Economist Stuart Greenfield opined in the subscription-based Quorum Report this week that while Texans are incredibly more generous individuals than others in the country (that part is right), our public policies keep the “state” from being as generous as the people (absolutely silliness). (Read his piece here; you may have to be a subscriber.) The state cannot, by definition, be generous or charitable; it can spend money, but it cannot be charitable. It is an anthropomorphism to suggest otherwise, for only people can be charitable.

It is the height of arrogance to compel, through spending and tax policy, “generosity” of the taxpayer — which is precisely the logical conclusion of Mr.

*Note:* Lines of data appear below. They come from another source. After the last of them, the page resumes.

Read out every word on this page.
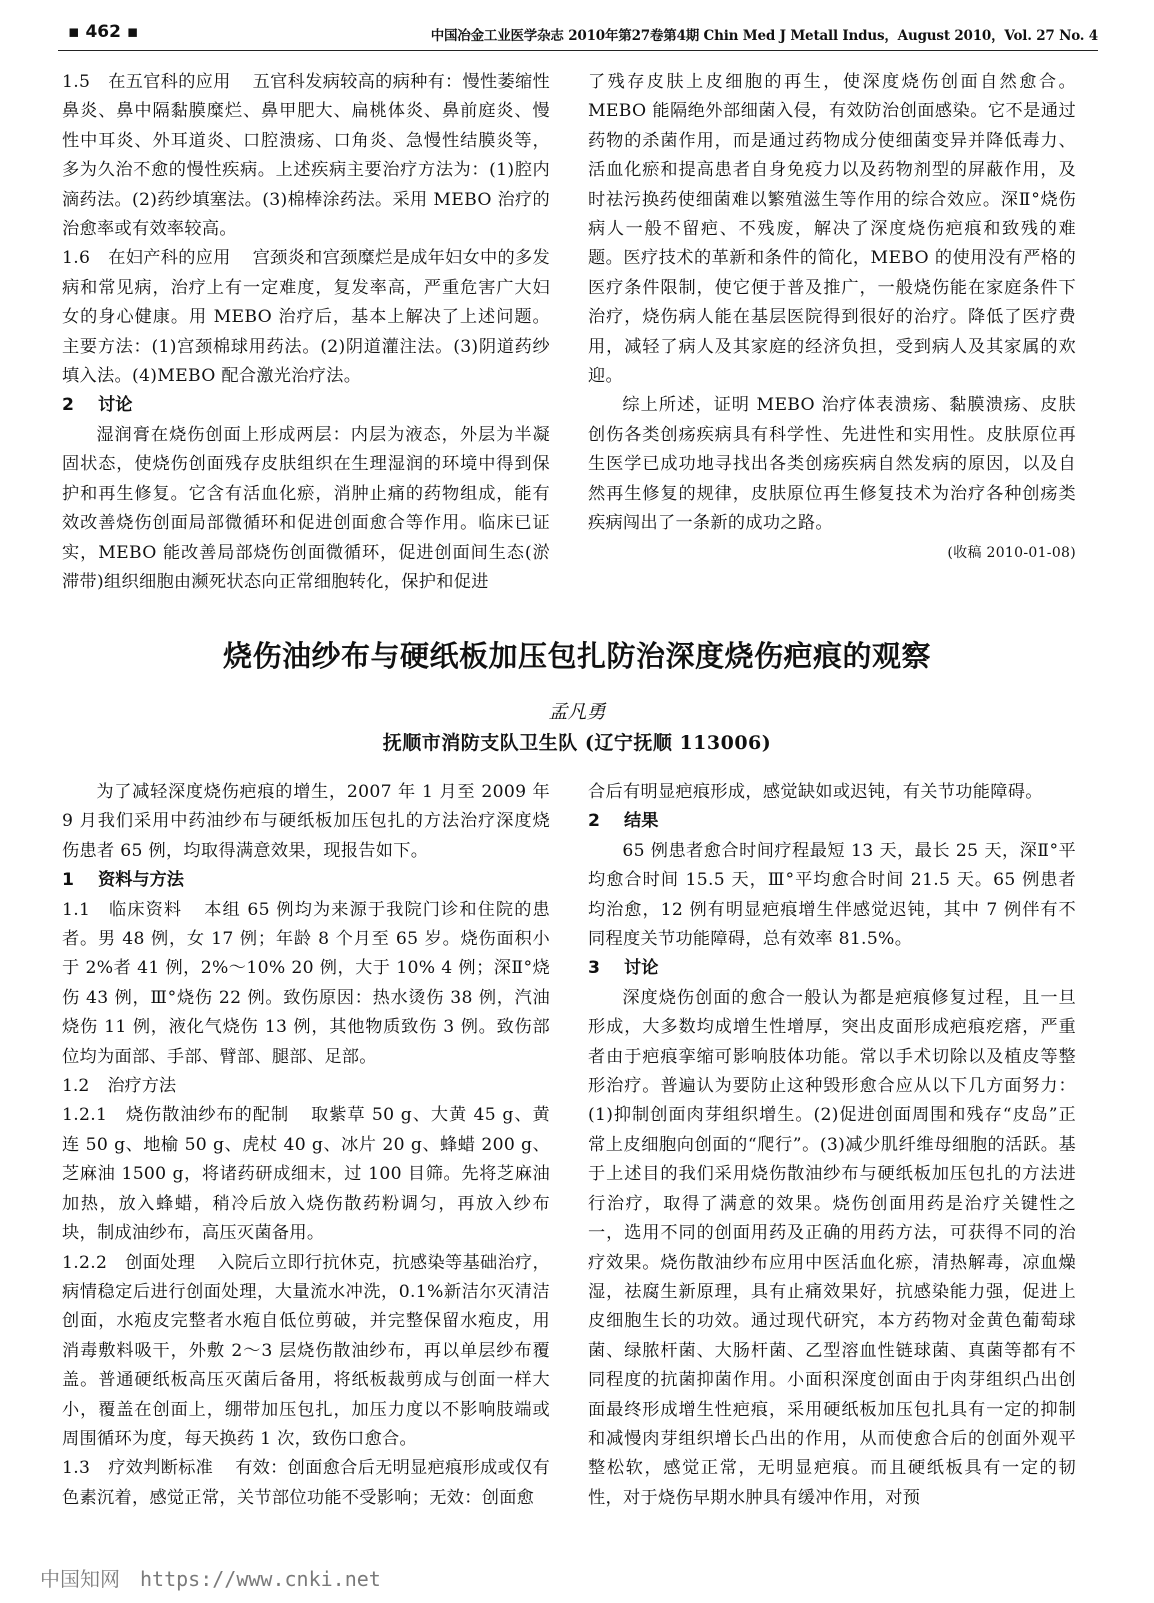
▪ 462 ▪	中国冶金工业医学杂志 2010年第27卷第4期 Chin Med J Metall Indus，August 2010，Vol. 27 No. 4

1.5 在五官科的应用 五官科发病较高的病种有：慢性萎缩性鼻炎、鼻中隔黏膜糜烂、鼻甲肥大、扁桃体炎、鼻前庭炎、慢性中耳炎、外耳道炎、口腔溃疡、口角炎、急慢性结膜炎等，多为久治不愈的慢性疾病。上述疾病主要治疗方法为：(1)腔内滴药法。(2)药纱填塞法。(3)棉棒涂药法。采用 MEBO 治疗的治愈率或有效率较高。

1.6 在妇产科的应用 宫颈炎和宫颈糜烂是成年妇女中的多发病和常见病，治疗上有一定难度，复发率高，严重危害广大妇女的身心健康。用 MEBO 治疗后，基本上解决了上述问题。主要方法：(1)宫颈棉球用药法。(2)阴道灌注法。(3)阴道药纱填入法。(4)MEBO 配合激光治疗法。

2 讨论

湿润膏在烧伤创面上形成两层：内层为液态，外层为半凝固状态，使烧伤创面残存皮肤组织在生理湿润的环境中得到保护和再生修复。它含有活血化瘀，消肿止痛的药物组成，能有效改善烧伤创面局部微循环和促进创面愈合等作用。临床已证实，MEBO 能改善局部烧伤创面微循环，促进创面间生态(淤滞带)组织细胞由濒死状态向正常细胞转化，保护和促进

了残存皮肤上皮细胞的再生，使深度烧伤创面自然愈合。MEBO 能隔绝外部细菌入侵，有效防治创面感染。它不是通过药物的杀菌作用，而是通过药物成分使细菌变异并降低毒力、活血化瘀和提高患者自身免疫力以及药物剂型的屏蔽作用，及时祛污换药使细菌难以繁殖滋生等作用的综合效应。深Ⅱ°烧伤病人一般不留疤、不残废，解决了深度烧伤疤痕和致残的难题。医疗技术的革新和条件的简化，MEBO 的使用没有严格的医疗条件限制，使它便于普及推广，一般烧伤能在家庭条件下治疗，烧伤病人能在基层医院得到很好的治疗。降低了医疗费用，减轻了病人及其家庭的经济负担，受到病人及其家属的欢迎。

综上所述，证明 MEBO 治疗体表溃疡、黏膜溃疡、皮肤创伤各类创疡疾病具有科学性、先进性和实用性。皮肤原位再生医学已成功地寻找出各类创疡疾病自然发病的原因，以及自然再生修复的规律，皮肤原位再生修复技术为治疗各种创疡类疾病闯出了一条新的成功之路。

(收稿 2010-01-08)

烧伤油纱布与硬纸板加压包扎防治深度烧伤疤痕的观察
孟凡勇
抚顺市消防支队卫生队 (辽宁抚顺 113006)

为了减轻深度烧伤疤痕的增生，2007 年 1 月至 2009 年 9 月我们采用中药油纱布与硬纸板加压包扎的方法治疗深度烧伤患者 65 例，均取得满意效果，现报告如下。

1 资料与方法

1.1 临床资料 本组 65 例均为来源于我院门诊和住院的患者。男 48 例，女 17 例；年龄 8 个月至 65 岁。烧伤面积小于 2%者 41 例，2%～10% 20 例，大于 10% 4 例；深Ⅱ°烧伤 43 例，Ⅲ°烧伤 22 例。致伤原因：热水烫伤 38 例，汽油烧伤 11 例，液化气烧伤 13 例，其他物质致伤 3 例。致伤部位均为面部、手部、臂部、腿部、足部。

1.2 治疗方法

1.2.1 烧伤散油纱布的配制 取紫草 50 g、大黄 45 g、黄连 50 g、地榆 50 g、虎杖 40 g、冰片 20 g、蜂蜡 200 g、芝麻油 1500 g，将诸药研成细末，过 100 目筛。先将芝麻油加热，放入蜂蜡，稍冷后放入烧伤散药粉调匀，再放入纱布块，制成油纱布，高压灭菌备用。

1.2.2 创面处理 入院后立即行抗休克，抗感染等基础治疗，病情稳定后进行创面处理，大量流水冲洗，0.1%新洁尔灭清洁创面，水疱皮完整者水疱自低位剪破，并完整保留水疱皮，用消毒敷料吸干，外敷 2～3 层烧伤散油纱布，再以单层纱布覆盖。普通硬纸板高压灭菌后备用，将纸板裁剪成与创面一样大小，覆盖在创面上，绷带加压包扎，加压力度以不影响肢端或周围循环为度，每天换药 1 次，致伤口愈合。

1.3 疗效判断标准 有效：创面愈合后无明显疤痕形成或仅有色素沉着，感觉正常，关节部位功能不受影响；无效：创面愈

合后有明显疤痕形成，感觉缺如或迟钝，有关节功能障碍。

2 结果

65 例患者愈合时间疗程最短 13 天，最长 25 天，深Ⅱ°平均愈合时间 15.5 天，Ⅲ°平均愈合时间 21.5 天。65 例患者均治愈，12 例有明显疤痕增生伴感觉迟钝，其中 7 例伴有不同程度关节功能障碍，总有效率 81.5%。

3 讨论

深度烧伤创面的愈合一般认为都是疤痕修复过程，且一旦形成，大多数均成增生性增厚，突出皮面形成疤痕疙瘩，严重者由于疤痕挛缩可影响肢体功能。常以手术切除以及植皮等整形治疗。普遍认为要防止这种毁形愈合应从以下几方面努力：(1)抑制创面肉芽组织增生。(2)促进创面周围和残存“皮岛”正常上皮细胞向创面的“爬行”。(3)减少肌纤维母细胞的活跃。基于上述目的我们采用烧伤散油纱布与硬纸板加压包扎的方法进行治疗，取得了满意的效果。烧伤创面用药是治疗关键性之一，选用不同的创面用药及正确的用药方法，可获得不同的治疗效果。烧伤散油纱布应用中医活血化瘀，清热解毒，凉血燥湿，祛腐生新原理，具有止痛效果好，抗感染能力强，促进上皮细胞生长的功效。通过现代研究，本方药物对金黄色葡萄球菌、绿脓杆菌、大肠杆菌、乙型溶血性链球菌、真菌等都有不同程度的抗菌抑菌作用。小面积深度创面由于肉芽组织凸出创面最终形成增生性疤痕，采用硬纸板加压包扎具有一定的抑制和减慢肉芽组织增长凸出的作用，从而使愈合后的创面外观平整松软，感觉正常，无明显疤痕。而且硬纸板具有一定的韧性，对于烧伤早期水肿具有缓冲作用，对预

中国知网 https://www.cnki.net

Greenfield. “The state needs to appear to be warm and fuzzy, so we will take your money and spend it in ways we think are helpful.” Never mind those ways are never very helpful.

More importantly, the very generosity Texans are able to show individually is a direct result of the state not taking away so much money. The more money Greenfield urges be removed from taxpayers, the less they have to give, and therefore the charitable they can be.

Taken to its logical conclusion, Mr. Greenfield’s argument would have every dollar generated in or near the state confiscated, going to pay for state hand-outs. That might in the narrow world of liberal politics make us appear charitable. But in the real world, it would turn Texas into a third-world country where the politically connected thrive, but everyone else lives as a serf.